At the direct request of the American Retirement Association, Rep. Ann Wagner (R-MO), Chair of the Financial Services Subcommittee on Capital Markets, and Rep. Brad Sherman (D-CA), Ranking Member of the Financial Services Subcommittee on Capital Markets, sent a letter to Securities and Exchange Commission (SEC) Chair Gary Gensler. It outlines concerns over the SEC’s recent proposal on open-end fund liquidity risk management programs and swing pricing.
In the letter, they said, “It is clear that the SEC has presented this rule without due consideration for its impact on main street investors. The proposal fails to identify a real problem that it claims to solve, and its implementation would disproportionately harm those saving for retirement. Our constituents are deeply concerned about the future of their mutual fund products, and we share their concerns. We urge the SEC to carefully evaluate its next steps and ensure that any new rules are made with the best interests of all investors in mind.”
“The ARA greatly appreciates the support from these members of the House Financial Services Committee and will be meeting shortly with the SEC Commissioners to express our significant concerns with the proposal directly to them,” American Retirement Association CEO Brian Graff said.
The proposal — unveiled last fall — saw the comment period closed last month. The proposal would require open-end funds to use “swing pricing,” the method to allocate costs from inflows or outflows to the investors engaged in that activity, rather than diluting other shareholders. The proposal would also require a daily 4 p.m. ET “hard close” for relevant funds.
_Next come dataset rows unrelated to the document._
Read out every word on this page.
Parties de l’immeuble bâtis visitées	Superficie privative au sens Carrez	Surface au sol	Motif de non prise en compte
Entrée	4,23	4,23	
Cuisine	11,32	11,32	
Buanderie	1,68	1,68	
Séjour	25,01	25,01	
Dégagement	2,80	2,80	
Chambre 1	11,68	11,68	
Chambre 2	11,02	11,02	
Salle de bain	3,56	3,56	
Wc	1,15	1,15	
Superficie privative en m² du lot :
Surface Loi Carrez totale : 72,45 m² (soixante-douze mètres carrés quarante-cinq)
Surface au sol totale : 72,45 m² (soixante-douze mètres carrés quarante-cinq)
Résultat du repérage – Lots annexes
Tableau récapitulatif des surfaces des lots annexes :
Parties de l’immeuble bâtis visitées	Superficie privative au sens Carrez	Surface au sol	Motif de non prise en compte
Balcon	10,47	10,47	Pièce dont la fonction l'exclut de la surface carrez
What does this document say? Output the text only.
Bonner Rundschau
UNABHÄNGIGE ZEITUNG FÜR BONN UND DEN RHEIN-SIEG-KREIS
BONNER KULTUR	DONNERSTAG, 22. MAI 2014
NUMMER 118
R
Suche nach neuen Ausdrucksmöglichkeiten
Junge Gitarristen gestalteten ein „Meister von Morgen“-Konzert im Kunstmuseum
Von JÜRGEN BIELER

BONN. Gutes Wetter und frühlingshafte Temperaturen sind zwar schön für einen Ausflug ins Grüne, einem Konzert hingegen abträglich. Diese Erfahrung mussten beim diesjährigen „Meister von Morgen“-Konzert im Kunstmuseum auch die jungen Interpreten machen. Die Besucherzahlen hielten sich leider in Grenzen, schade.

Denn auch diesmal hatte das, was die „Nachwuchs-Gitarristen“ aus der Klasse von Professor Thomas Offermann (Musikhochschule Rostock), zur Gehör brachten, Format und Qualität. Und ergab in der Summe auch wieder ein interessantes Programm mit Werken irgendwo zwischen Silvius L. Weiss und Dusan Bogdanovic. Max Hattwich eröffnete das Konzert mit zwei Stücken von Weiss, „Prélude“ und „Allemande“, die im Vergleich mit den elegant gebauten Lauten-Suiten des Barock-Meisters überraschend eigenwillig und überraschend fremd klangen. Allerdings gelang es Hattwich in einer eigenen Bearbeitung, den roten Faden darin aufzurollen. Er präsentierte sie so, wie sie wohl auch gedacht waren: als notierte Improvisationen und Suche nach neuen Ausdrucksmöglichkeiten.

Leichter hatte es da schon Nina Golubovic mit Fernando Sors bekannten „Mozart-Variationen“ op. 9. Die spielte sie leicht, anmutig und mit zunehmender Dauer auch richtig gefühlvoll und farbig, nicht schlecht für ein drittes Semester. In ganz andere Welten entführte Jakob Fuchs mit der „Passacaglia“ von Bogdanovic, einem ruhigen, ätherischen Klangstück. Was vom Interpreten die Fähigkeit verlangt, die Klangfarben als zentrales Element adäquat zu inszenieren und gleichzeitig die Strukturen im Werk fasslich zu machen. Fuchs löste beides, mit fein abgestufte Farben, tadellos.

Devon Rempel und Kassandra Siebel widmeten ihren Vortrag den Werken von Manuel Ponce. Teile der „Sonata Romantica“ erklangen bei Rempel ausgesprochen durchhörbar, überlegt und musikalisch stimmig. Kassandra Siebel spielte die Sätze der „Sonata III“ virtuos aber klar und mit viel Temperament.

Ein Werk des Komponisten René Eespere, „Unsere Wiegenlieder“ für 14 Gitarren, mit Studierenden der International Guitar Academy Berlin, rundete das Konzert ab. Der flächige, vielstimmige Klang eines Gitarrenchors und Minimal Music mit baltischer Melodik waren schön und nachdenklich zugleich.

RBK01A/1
Several retirement plan and financial services advocacy organizations submitted comment letters with concerns, citing cost and logistics they say would ultimately harm plan participants — including the American Retirement Association.
“Investors saving for retirement through 40I(k) plans do not hold their shares directly through a fund's transfer agent,” the letter from Wagner and Sherman noted. “Instead, they must place orders through the plan's designated recordkeeper. Historically, shareholders received that day's price as long as the order was placed with the recordkeeper by 4:00 p.m. ET. This sharply contrasts with the proposed approach where retirement plan recordkeepers will need to cut-off trading for participants several hours earlier (as early as 10:00 a.m. ET or 7:00 a.m. PT), to guarantee current day's price, which is unfair for those in the Pacific time zone.”
It continued “Retirement plan participants will be at a clear disadvantage to shareholders who hold their shares directly with a fund. This is unacceptable and unfair to investors who are simply trying to save and invest their hard-earned money to meet their financial goals.”
Those comments echoed those of the American Retirement Association in its comment letter to the SEC. “The ARA has serious concerns about the Hard Close and its impact on DC Plans and participants,” American Retirement Association CEO Brian Graff and General Counsel Allison Wielobob wrote in its letter to SEC Chair Gary Gensler at the time. Not only would mandating a hard close require a complete overhaul of intermediaries’ systems and processes, vastly increasing costs to participants, “it would create inequities among investors in open-end fund and eventually, increased flows of investor money into less regulated vehicles and potentially, a push for many asset managers to create alternative funds instead,” they added.